I have to say, this essay went through me like an arrow made of ice and tipped with curare. It might’ve been called “When Bad Children Happen to Good People,” and addresses that thing we all have in the backs of our minds: What if I do everything right and still raise a horrible person?
We are besotted, culturally, with silver-bullet bad-childhood explanations for everything. (“Someone took his teddy bear away from him, and he’s been trying to get it back ever since.”) I think it comes from too much TV, frankly, because this is a pretty standard third-act-of-a-one-hour-crime-drama revelation. Plus we are all, as discussed here recently, rather taken with pop-Freudian explanations of behavior. But child development is inexact. Some incredibly sensitive and brilliant souls come from ordinary and stable upbringings, and some come from flawed ones, and some come from horrible ones. Some perfectly wonderful parents raise monsters; some awful parents end up with great kids. And some people who are awful in one aspect of their lives are splendid at other ones, sometimes in spite of their upbringing. Consider Bill Clinton: lousy upbringing with alcoholic dad, brilliant guy, epically awful husband, and, by many accounts, a pretty great dad. Or just think of this dad.

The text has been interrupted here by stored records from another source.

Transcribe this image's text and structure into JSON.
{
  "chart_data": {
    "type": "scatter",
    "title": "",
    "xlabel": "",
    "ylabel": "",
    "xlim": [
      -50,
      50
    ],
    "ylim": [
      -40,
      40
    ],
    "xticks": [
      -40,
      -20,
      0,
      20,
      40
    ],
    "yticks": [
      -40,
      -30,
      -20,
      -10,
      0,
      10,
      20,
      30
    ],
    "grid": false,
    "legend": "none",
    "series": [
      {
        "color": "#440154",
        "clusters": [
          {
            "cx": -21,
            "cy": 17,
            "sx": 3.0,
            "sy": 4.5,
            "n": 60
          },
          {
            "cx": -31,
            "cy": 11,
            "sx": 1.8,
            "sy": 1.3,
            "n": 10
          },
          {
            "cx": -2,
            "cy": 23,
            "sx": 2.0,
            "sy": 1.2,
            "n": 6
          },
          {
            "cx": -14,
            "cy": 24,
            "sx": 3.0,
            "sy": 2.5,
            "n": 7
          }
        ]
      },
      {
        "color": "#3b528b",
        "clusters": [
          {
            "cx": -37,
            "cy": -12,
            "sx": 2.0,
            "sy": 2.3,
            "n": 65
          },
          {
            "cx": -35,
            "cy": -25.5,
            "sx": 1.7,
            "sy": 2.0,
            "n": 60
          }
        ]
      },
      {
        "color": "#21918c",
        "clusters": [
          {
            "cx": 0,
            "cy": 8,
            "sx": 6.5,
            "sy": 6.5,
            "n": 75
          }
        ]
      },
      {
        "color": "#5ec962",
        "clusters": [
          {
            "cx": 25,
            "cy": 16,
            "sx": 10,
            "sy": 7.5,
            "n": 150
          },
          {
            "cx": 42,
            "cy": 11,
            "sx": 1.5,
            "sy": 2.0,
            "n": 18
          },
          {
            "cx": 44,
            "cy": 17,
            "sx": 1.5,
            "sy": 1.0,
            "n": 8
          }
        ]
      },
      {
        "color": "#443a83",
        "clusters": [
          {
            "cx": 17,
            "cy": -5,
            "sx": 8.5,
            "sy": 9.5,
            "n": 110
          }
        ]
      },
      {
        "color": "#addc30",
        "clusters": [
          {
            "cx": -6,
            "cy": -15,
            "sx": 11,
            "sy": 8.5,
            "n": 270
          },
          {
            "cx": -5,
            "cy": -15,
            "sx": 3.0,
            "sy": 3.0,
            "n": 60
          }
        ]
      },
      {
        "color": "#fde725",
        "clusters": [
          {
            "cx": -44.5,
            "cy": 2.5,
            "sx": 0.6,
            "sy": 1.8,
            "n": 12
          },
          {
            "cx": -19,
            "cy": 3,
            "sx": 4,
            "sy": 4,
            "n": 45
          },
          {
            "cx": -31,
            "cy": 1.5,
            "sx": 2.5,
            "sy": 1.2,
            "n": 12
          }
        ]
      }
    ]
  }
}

The prospect of doing everything right and still having the dice come up badly was, in fact, my only real hesitation about becoming a dad. The image of a nasty little brat being attached to me forever kept me up nights, and still would, if our little guy weren’t so clearly a sunny and sweet person. Yes, something could turn in his little brain someday–but at least, I’m no longer holding my breath. We’re safe till the next developmental stage kicks in… in about six months or so.